Limitations & Future Work¶
- The tested models are relatively small (7B-9B). Larger models like GPT-4 could not be evaluated for logit-level uncertainty due to API limitations.
- Only closed-ended tasks (such as multiple-choice and yes/no questions) were tested; conformity behavior in open-ended generation tasks remains unexplored.
- The "other participants" in the experimental setup are simulated; conformity dynamics in real-world, multi-turn dialogues could be more complex.
- Question Distillation requires an additional round of inference, increasing latency.
- The potential mechanisms by which conformity is reinforced during alignment training (such as RLHF/DPO) were not analyzed.
- Robustness of intervention strategies—do they remain effective when facing more natural and stealthier social pressures?
Related Work & Insights¶
- vs Sycophancy (Perez et al., 2023; Sharma et al., 2024): Sycophancy refers to one-on-one pandering to the user, whereas conformity represents yielding to a majority opinion. Though related, their underlying mechanisms differ. This paper investigates multi-party dialogue settings, which are closer to real-world collaboration.
- vs Debate/Multi-agent: In LLM debates and multi-agent collaboration, the conformity effect may lead to a "false consensus"—where multiple agents influence each other and converge on the same incorrect answer.

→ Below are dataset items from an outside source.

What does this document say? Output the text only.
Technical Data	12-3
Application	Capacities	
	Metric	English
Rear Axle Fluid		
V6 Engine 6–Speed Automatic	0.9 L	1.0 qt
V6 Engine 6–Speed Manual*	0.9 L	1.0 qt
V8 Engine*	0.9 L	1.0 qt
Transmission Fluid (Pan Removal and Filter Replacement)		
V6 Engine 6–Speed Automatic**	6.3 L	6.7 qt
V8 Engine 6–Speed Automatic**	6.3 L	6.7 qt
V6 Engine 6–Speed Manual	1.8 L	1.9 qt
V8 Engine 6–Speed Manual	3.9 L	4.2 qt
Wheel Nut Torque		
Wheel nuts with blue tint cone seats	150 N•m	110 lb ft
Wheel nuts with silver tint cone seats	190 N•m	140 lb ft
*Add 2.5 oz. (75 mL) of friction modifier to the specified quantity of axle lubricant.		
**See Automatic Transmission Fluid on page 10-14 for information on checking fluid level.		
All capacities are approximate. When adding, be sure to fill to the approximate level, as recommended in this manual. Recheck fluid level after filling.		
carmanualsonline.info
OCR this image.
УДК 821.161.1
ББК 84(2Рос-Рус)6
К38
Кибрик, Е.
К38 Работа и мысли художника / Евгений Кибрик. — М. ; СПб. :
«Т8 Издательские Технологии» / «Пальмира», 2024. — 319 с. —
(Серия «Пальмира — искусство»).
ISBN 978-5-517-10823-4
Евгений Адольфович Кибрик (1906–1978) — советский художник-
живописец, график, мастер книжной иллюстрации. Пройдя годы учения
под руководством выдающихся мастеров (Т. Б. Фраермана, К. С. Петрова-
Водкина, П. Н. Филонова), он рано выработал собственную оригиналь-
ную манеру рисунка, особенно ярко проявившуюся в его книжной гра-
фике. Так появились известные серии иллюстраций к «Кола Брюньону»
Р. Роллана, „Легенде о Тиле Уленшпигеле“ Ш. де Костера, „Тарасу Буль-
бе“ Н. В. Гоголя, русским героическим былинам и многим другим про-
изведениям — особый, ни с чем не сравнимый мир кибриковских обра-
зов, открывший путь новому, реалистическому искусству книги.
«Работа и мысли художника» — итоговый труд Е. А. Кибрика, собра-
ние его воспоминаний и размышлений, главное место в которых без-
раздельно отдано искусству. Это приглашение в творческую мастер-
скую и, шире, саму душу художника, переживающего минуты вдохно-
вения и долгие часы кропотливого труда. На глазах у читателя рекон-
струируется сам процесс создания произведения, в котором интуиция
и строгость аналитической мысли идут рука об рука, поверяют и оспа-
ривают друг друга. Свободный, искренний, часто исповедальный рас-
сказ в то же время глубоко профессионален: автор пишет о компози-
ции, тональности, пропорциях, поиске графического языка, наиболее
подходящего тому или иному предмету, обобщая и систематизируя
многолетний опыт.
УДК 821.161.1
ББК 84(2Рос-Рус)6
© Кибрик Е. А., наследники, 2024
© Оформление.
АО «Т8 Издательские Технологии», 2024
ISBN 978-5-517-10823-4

- vs Asch (1951) Original Experiment: Although the conformity rate of LLMs is generally lower than that of human subjects (around 37% for humans), it can be extremely high on uncertain questions. Furthermore, LLMs cannot explain the reasons behind their conformity.
Rating¶
- Novelty: ⭐⭐⭐⭐⭐ Establishes the uncertainty-conformity relationship and systematically studies the LLM conformity effect for the first time.
- Experimental Thoroughness: ⭐⭐⭐⭐ The experimental design is rigorous and comprehensive, though larger model scales could be explored.
- Writing Quality: ⭐⭐⭐⭐⭐ The paper is well-written and logical, successfully combining the psychological background with NLP experiments.
- Value: ⭐⭐⭐⭐ Offers crucial insights into LLM safety and the design of multi-agent systems.